Javier F. Ferrero
El Congreso español lleva más de treinta años jugando a regular los lobbies sin hacerlo. La transparencia, nos dicen, es un proceso lento, técnico, delicado. Lo cierto es que la opacidad es rentable. Si solo un 10% de las y los diputados hace público con quién se reúne, no es por desidia burocrática. Es porque el resto no quiere que sepamos qué empresas escriben nuestras leyes, qué manos en la sombra redactan los presupuestos o qué despachos dictan la letra pequeña de cada reforma fiscal.
Montoro es la caricatura perfecta de un sistema podrido. Un exministro imputado por beneficiar ilegalmente a empresas gasísticas tras años cobrando de esas mismas corporaciones como consultor. Un juez ha desvelado que incluso llegaron a redactar los textos legales pagando por ello, que la Ley de Presupuestos de 2018 llevaba la firma de las gasistas más que la de las Cortes Generales. Este no es un caso aislado, es la rutina con la que el poder económico dicta la agenda política mientras la ciudadanía se cree que vota programas y no favores.
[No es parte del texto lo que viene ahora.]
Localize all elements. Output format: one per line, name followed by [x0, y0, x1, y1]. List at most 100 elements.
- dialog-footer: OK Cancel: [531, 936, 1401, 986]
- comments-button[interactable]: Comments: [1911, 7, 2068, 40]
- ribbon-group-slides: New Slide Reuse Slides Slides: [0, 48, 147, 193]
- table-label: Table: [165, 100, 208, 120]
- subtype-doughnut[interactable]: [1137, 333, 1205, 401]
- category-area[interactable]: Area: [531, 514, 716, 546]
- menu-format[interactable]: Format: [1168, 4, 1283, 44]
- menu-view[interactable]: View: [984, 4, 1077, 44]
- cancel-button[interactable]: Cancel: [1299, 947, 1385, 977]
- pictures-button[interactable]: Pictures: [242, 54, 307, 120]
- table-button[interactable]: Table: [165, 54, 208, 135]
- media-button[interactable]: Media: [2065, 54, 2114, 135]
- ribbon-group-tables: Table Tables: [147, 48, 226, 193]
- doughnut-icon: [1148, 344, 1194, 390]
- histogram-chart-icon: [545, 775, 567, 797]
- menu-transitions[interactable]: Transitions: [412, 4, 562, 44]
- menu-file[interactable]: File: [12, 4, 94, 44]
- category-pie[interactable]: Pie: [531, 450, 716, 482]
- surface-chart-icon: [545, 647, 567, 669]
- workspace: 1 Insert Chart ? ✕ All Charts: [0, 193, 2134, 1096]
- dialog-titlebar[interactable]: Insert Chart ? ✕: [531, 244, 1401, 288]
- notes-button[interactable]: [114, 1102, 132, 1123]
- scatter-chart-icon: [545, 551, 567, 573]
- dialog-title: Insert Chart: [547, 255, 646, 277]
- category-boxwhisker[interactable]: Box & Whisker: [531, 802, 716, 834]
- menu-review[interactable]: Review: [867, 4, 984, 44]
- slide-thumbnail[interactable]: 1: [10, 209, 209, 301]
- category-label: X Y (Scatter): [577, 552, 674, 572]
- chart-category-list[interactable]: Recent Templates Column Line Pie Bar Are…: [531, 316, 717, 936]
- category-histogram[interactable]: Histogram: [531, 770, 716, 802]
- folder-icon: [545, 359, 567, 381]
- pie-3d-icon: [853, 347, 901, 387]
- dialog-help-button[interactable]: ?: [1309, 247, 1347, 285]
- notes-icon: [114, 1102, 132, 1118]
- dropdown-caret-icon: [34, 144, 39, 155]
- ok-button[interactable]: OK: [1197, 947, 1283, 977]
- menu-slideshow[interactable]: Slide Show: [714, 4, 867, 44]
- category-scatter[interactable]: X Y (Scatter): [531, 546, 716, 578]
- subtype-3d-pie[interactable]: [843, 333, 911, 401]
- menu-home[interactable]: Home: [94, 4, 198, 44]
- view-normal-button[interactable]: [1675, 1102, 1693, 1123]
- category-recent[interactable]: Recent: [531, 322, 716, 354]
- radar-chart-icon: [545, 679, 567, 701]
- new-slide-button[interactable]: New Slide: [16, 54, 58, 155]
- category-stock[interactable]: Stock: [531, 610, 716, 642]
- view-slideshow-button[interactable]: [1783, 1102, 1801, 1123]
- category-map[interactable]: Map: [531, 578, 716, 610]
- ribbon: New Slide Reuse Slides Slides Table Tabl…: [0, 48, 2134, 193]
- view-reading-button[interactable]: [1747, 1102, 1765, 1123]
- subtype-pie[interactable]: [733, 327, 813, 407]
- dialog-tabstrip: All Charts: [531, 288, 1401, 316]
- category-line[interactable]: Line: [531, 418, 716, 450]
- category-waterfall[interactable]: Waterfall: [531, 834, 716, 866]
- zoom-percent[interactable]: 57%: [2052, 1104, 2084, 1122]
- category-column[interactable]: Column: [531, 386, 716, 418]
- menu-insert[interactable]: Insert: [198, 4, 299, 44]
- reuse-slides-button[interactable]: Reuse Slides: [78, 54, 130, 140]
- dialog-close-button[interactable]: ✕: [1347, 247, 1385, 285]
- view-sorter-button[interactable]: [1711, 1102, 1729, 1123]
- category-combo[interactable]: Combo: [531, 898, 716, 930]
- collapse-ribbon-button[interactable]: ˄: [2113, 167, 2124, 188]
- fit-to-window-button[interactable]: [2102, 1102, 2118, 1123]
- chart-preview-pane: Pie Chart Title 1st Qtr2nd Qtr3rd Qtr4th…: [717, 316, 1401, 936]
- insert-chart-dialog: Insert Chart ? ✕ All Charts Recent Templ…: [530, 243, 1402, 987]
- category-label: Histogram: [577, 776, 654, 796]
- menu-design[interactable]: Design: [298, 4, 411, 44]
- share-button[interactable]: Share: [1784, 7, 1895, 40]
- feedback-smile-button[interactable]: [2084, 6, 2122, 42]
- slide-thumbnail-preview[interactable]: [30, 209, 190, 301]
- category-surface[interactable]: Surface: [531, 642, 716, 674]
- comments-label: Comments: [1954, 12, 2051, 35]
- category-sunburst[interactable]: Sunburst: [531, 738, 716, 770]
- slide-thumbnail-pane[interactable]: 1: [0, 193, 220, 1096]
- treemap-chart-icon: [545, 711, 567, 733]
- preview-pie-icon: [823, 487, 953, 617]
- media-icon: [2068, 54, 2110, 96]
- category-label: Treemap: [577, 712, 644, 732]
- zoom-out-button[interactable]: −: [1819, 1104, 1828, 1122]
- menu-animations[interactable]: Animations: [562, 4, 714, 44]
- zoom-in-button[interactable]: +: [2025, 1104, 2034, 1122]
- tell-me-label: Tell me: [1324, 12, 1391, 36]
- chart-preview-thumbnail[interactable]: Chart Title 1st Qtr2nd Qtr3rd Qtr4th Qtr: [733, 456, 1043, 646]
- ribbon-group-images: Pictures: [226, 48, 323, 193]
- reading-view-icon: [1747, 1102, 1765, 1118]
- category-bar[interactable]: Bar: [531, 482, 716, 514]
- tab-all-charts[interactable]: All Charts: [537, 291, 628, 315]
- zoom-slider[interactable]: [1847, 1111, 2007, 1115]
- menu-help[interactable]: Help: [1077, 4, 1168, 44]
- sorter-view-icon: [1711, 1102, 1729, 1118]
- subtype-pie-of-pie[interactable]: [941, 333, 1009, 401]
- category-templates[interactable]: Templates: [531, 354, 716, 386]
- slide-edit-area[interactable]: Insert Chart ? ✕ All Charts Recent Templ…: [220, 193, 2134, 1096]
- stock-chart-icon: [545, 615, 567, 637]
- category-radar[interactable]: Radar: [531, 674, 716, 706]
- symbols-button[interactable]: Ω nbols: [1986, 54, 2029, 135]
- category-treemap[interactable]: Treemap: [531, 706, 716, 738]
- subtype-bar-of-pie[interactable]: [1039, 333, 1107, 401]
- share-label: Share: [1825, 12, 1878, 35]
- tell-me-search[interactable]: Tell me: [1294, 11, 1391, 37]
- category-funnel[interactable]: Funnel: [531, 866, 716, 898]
LOBBIES: EL PARLAMENTO EN ALQUILER
No son solo las gasistas. Hay bodegas que escriben las normas sobre denominaciones de origen, constructoras que afinan las leyes urbanísticas, farmacéuticas que blindan patentes a golpe de maletín y bufetes especializados en lubricar cada engranaje del Congreso para que nada chirríe a los intereses privados. España es un país donde la democracia se alquila por horas, y los lobbies son las inmobiliarias del poder.
Las cifras son obscenas: millones de euros al año en consultoras, intermediarios, cenas privadas, informes “técnicos” que acaban convertidos en leyes. Mientras, la información pública sobre esas reuniones es casi inexistente. Quien quiera saber con quién se ha reunido su representante debe perder horas buceando en páginas web opacas, cuando no darse de bruces con el silencio administrativo. La publicidad de esas agendas, cuando existe, parece diseñada para que no sirva de nada.
El nuevo “Plan Parlamento Abierto” promete lo de siempre: una guía, un registro, un futuro sistema que, con suerte, en unos años nos deje leer lo que ya debería ser público. No hay sanciones, no hay obligación real, solo el espejismo de la autorregulación mientras los lobbies siguen escribiendo nuestra política energética, fiscal, laboral y medioambiental.
ACABAR CON EL PODER QUE NO PASA POR LAS URNAS
Lo que está en juego no es una cuestión estética de transparencia. Es poder. Es democracia. Si la legislación española puede ser redactada por empresas pagando tarifas que nunca conoceremos, entonces no tenemos parlamento, tenemos una sucursal de las grandes corporaciones.
Acabar con los lobbies no es prohibir que asociaciones o colectivos presenten sus propuestas. Es cortar el cordón umbilical entre el poder económico y las leyes, es desterrar las puertas giratorias que convierten a ministros en consejeros, a consejeros en diputados y a diputados en comisionistas de lujo. Es imponer sanciones ejemplares a quien oculte reuniones, hacer públicos los documentos entregados por los grupos de presión y prohibir cualquier texto normativo redactado fuera del control parlamentario.
Si no se hace, no habrá reforma ni guía ni registro que valga. Los lobbies acabarán con nosotros antes de que los detengamos. Las leyes seguirán siendo mercancía, y nuestra democracia, un escaparate vacío.